Kereta api adalah salah satu moda transportasi umum yang populer di Indonesia. Pada 28 September, Hari Kereta Api Nasional dirayakan sebagai bagian dari sejarah Indonesia. Lantas kapan pertama kali kereta api ada di Indonesia?
Kini, kereta api telah menghubungkan wilayah dari ujung Banyuwangi di timur hingga Banten di ujung Barat. Selain itu, juga ada jalur kereta api aktif di Pulau Sumatra dan Sulawesi.
Pada 2023, data Badan Pusat Statistik (BPS) menunjukkan penumpang kereta api di Indonesia secara akumulatif mencapai 371 juta orang. Jumlah ini meningkat dibanding tahun 2022 dengan 277 juta penumpang.
SCROLL TO CONTINUE WITH CONTENT
Sejarah Perkeretaapian di Indonesia: Awal Mula Kemunculannya
Mengutip situs resmi Kereta Api Indonesia (KAI), sejarah perkeretaapian di Indonesia dimulai pada 17 Juni 1864 dengan pembangunan rel pertama yang menghubungkan Semarang dan Vorstenlanden (Solo-Yogyakarta).
Semarang dipilih sebagai awal pembangunan rel kereta api di Indonesia karena memiliki peran penting bagi pemerintah Kolonial Belanda. Selain sebagai kota administrasi, Semarang juga merupakan pusat perdagangan, terutama gula yang merupakan salah satu komoditas utama.
Kala itu, pembangunan jalur rel dilakukan dengan cara mencangkul lahan di Desa Kemijen, oleh perusahaan swasta. Salah satu pelopor perkeretaapian di Indonesia adalah NV Nederlandsch Indische Spoorweg Maatschappij (NISM), sebuah badan usaha swasta yang didirikan pada 1862.
NISM kemudian membuka jalur kereta api pertama yang menghubungkan antara Semarang dan Vorstenlanden. Pembukaan jalur kereta api inilah yang menandai dimulainya sejarah perkeretaapian di Indonesia.
Rute Kereta Api Antarkota Pertama di Indonesia
Setelah keberhasilan NISM, pemerintah Kolonial turut membangun jalur kereta api negara melalui Staatsspoorwegen (SS) dengan rute pertama yang meliputi Surabaya-Pasuruan-Malang.
Setelah pembangunan berhasil dilakukan di wilayah Jawa, banyak investor swasta yang ikut membangun jalur kereta untuk rute lain di Indonesia, seperti di Aceh pada 1876, Sumatera Utara pada 1889, Sumatera Barat pada 1891, Sumatera Selatan pada 1914, dan Sulawesi pada 1922.

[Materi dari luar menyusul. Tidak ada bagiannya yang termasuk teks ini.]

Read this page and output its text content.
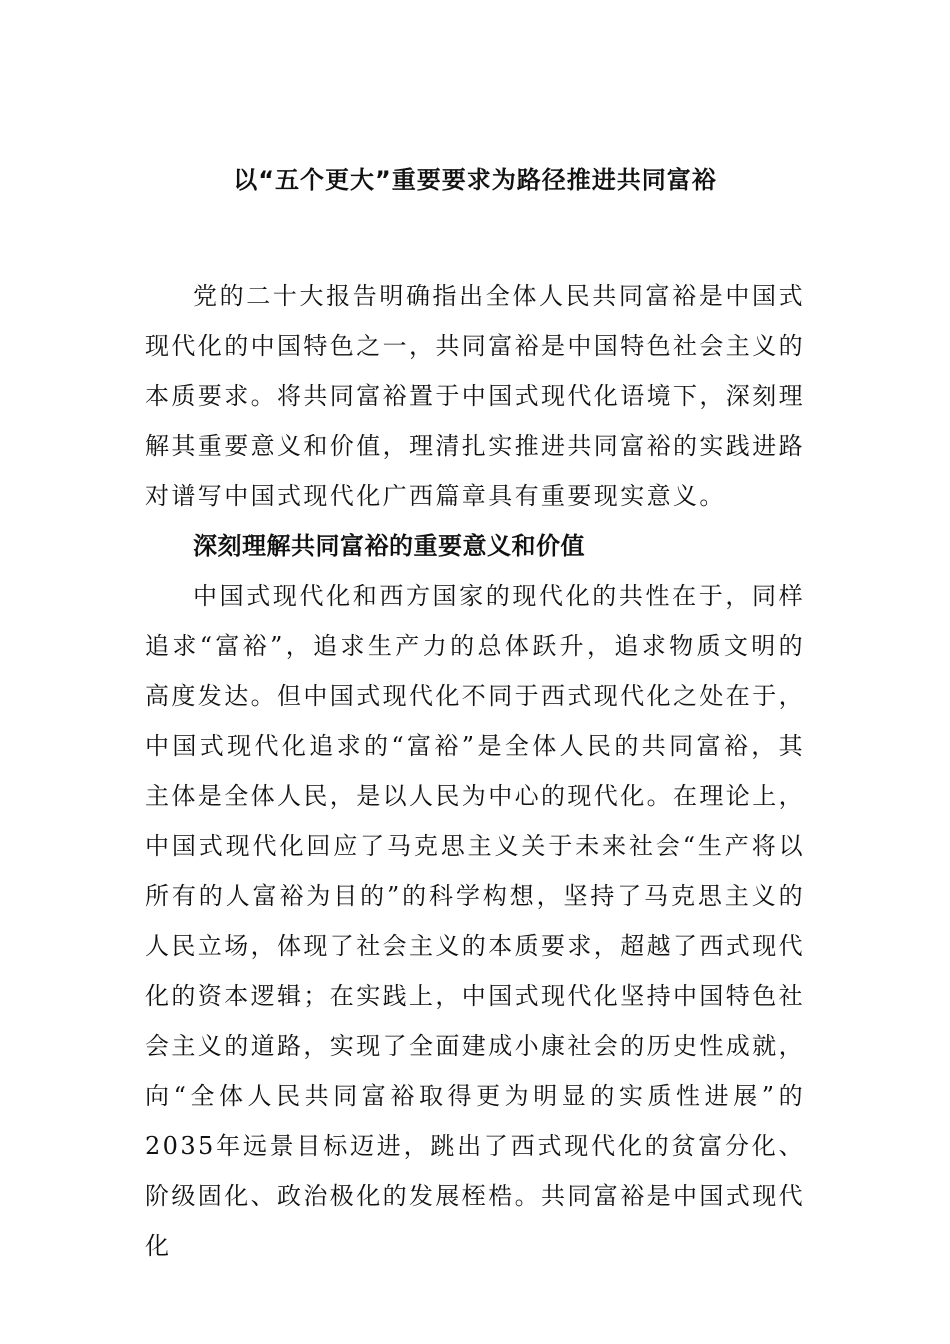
以“五个更大”重要要求为路径推进共同富裕

党的二十大报告明确指出全体人民共同富裕是中国式现代化的中国特色之一，共同富裕是中国特色社会主义的本质要求。将共同富裕置于中国式现代化语境下，深刻理解其重要意义和价值，理清扎实推进共同富裕的实践进路对谱写中国式现代化广西篇章具有重要现实意义。

深刻理解共同富裕的重要意义和价值

中国式现代化和西方国家的现代化的共性在于，同样追求“富裕”，追求生产力的总体跃升，追求物质文明的高度发达。但中国式现代化不同于西式现代化之处在于，中国式现代化追求的“富裕”是全体人民的共同富裕，其主体是全体人民，是以人民为中心的现代化。在理论上，中国式现代化回应了马克思主义关于未来社会“生产将以所有的人富裕为目的”的科学构想，坚持了马克思主义的人民立场，体现了社会主义的本质要求，超越了西式现代化的资本逻辑；在实践上，中国式现代化坚持中国特色社会主义的道路，实现了全面建成小康社会的历史性成就，向“全体人民共同富裕取得更为明显的实质性进展”的2035年远景目标迈进，跳出了西式现代化的贫富分化、阶级固化、政治极化的发展桎梏。共同富裕是中国式现代化
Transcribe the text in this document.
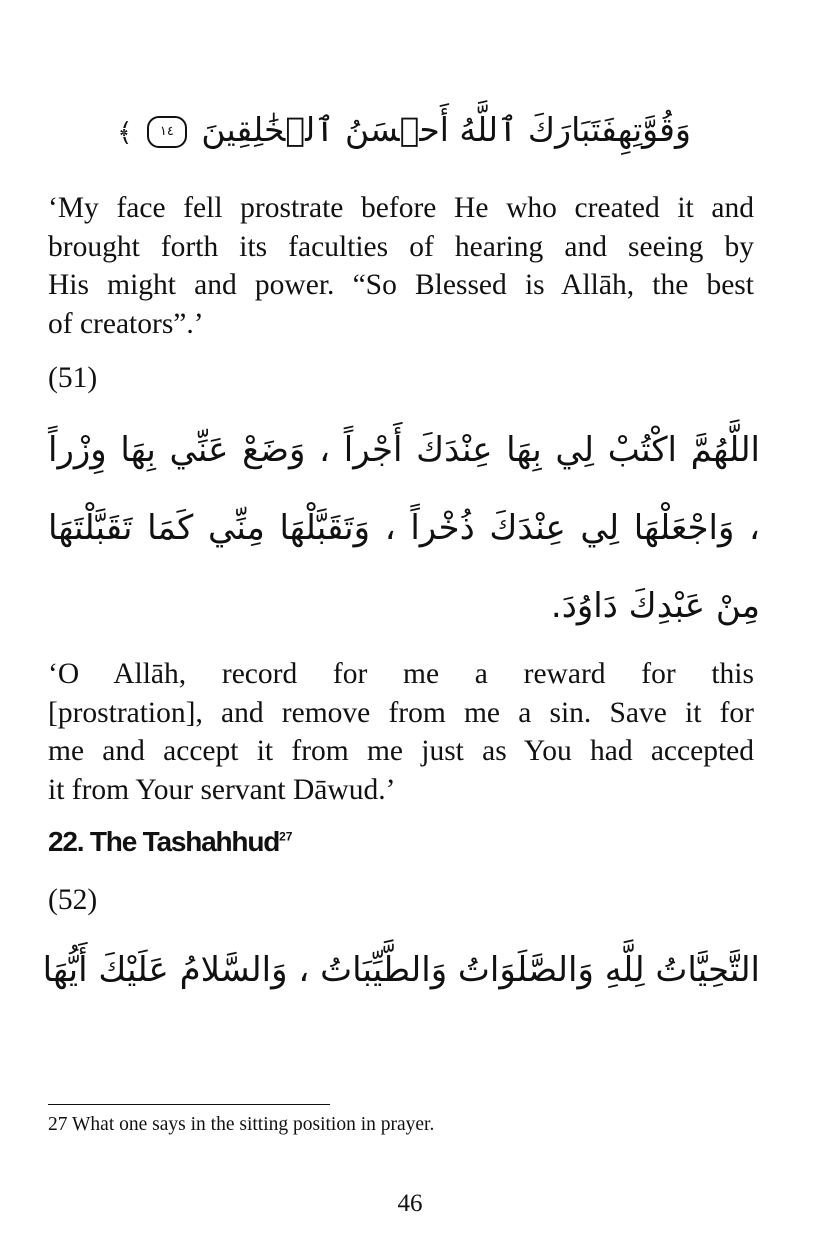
وَقُوَّتِهِفَتَبَارَكَ ٱللَّهُ أَحۡسَنُ ٱلۡخَٰلِقِينَ ١٤ ﴾
‘My face fell prostrate before He who created it and
brought forth its faculties of hearing and seeing by
His might and power. “So Blessed is Allāh, the best
of creators”.’
(51)
اللَّهُمَّ اكْتُبْ لِي بِهَا عِنْدَكَ أَجْراً ، وَضَعْ عَنِّي بِهَا وِزْراً
، وَاجْعَلْهَا لِي عِنْدَكَ ذُخْراً ، وَتَقَبَّلْهَا مِنِّي كَمَا تَقَبَّلْتَهَا
مِنْ عَبْدِكَ دَاوُدَ.
‘O Allāh, record for me a reward for this
[prostration], and remove from me a sin. Save it for
me and accept it from me just as You had accepted
it from Your servant Dāwud.’
22. The Tashahhud$^{27}$
(52)
التَّحِيَّاتُ لِلَّهِ وَالصَّلَوَاتُ وَالطَّيِّبَاتُ ، وَالسَّلامُ عَلَيْكَ أَيُّهَا
27 What one says in the sitting position in prayer.
46
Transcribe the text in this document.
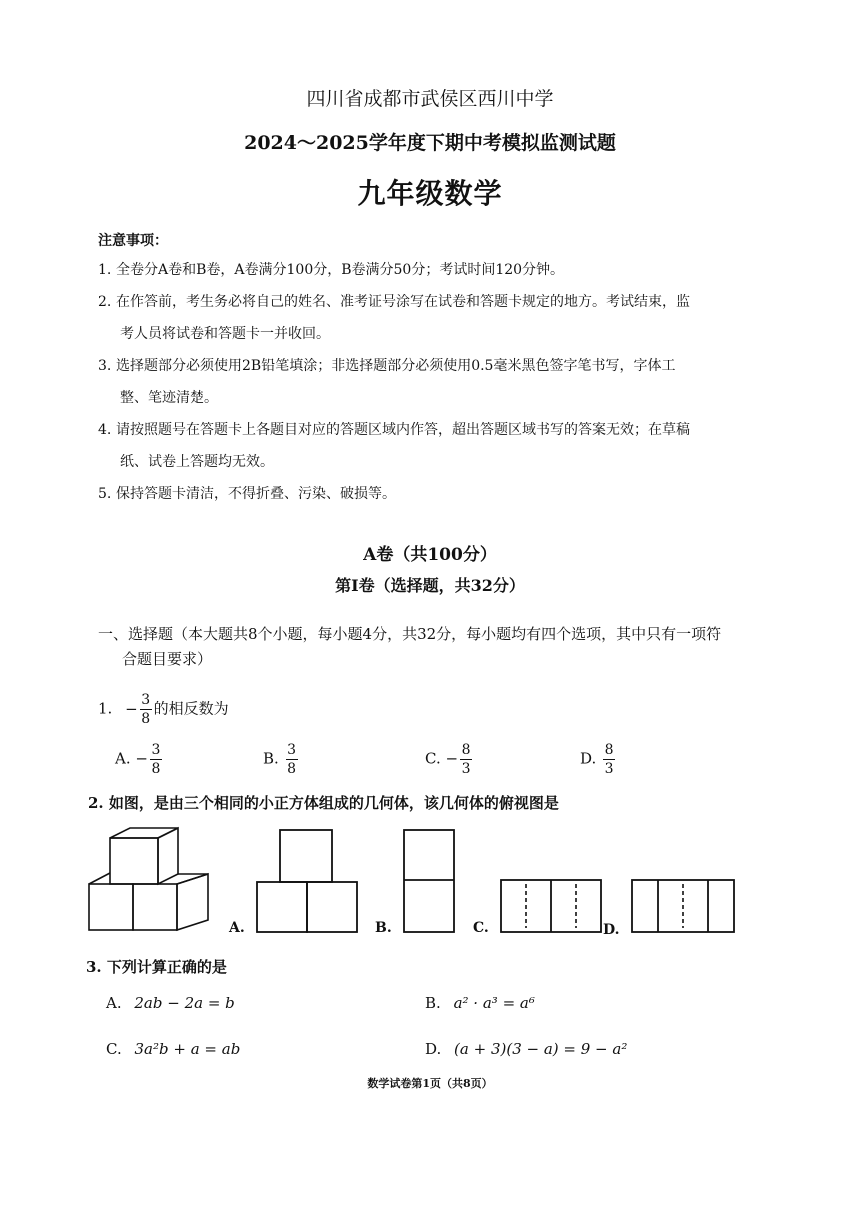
四川省成都市武侯区西川中学
2024～2025学年度下期中考模拟监测试题
九年级数学
注意事项：
1. 全卷分A卷和B卷，A卷满分100分，B卷满分50分；考试时间120分钟。
2. 在作答前，考生务必将自己的姓名、准考证号涂写在试卷和答题卡规定的地方。考试结束，监
考人员将试卷和答题卡一并收回。
3. 选择题部分必须使用2B铅笔填涂；非选择题部分必须使用0.5毫米黑色签字笔书写，字体工
整、笔迹清楚。
4. 请按照题号在答题卡上各题目对应的答题区域内作答，超出答题区域书写的答案无效；在草稿
纸、试卷上答题均无效。
5. 保持答题卡清洁，不得折叠、污染、破损等。
A卷（共100分）
第Ⅰ卷（选择题，共32分）
一、选择题（本大题共8个小题，每小题4分，共32分，每小题均有四个选项，其中只有一项符
合题目要求）
1. − $\frac{3}{8}$ 的相反数为
A. − $\frac{3}{8}$	B. $\frac{3}{8}$	C. − $\frac{8}{3}$	D. $\frac{8}{3}$
2. 如图，是由三个相同的小正方体组成的几何体，该几何体的俯视图是
A.	B.	C.	D.
3. 下列计算正确的是
A. 2ab − 2a = b	B. a² · a³ = a⁶
C. 3a²b + a = ab	D. (a + 3)(3 − a) = 9 − a²
数学试卷第1页（共8页）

Perkembangan pembangunan kereta api pada masa pendudukan Belanda terbilang sangat pesat. Sampai akhir 1928, panjang jalan kereta api dan trem di Indonesia mencapai 7.464 km, dengan rincian rel milik pemerintah sepanjang 4.089 km dan milik swasta sepanjang 3.375 km.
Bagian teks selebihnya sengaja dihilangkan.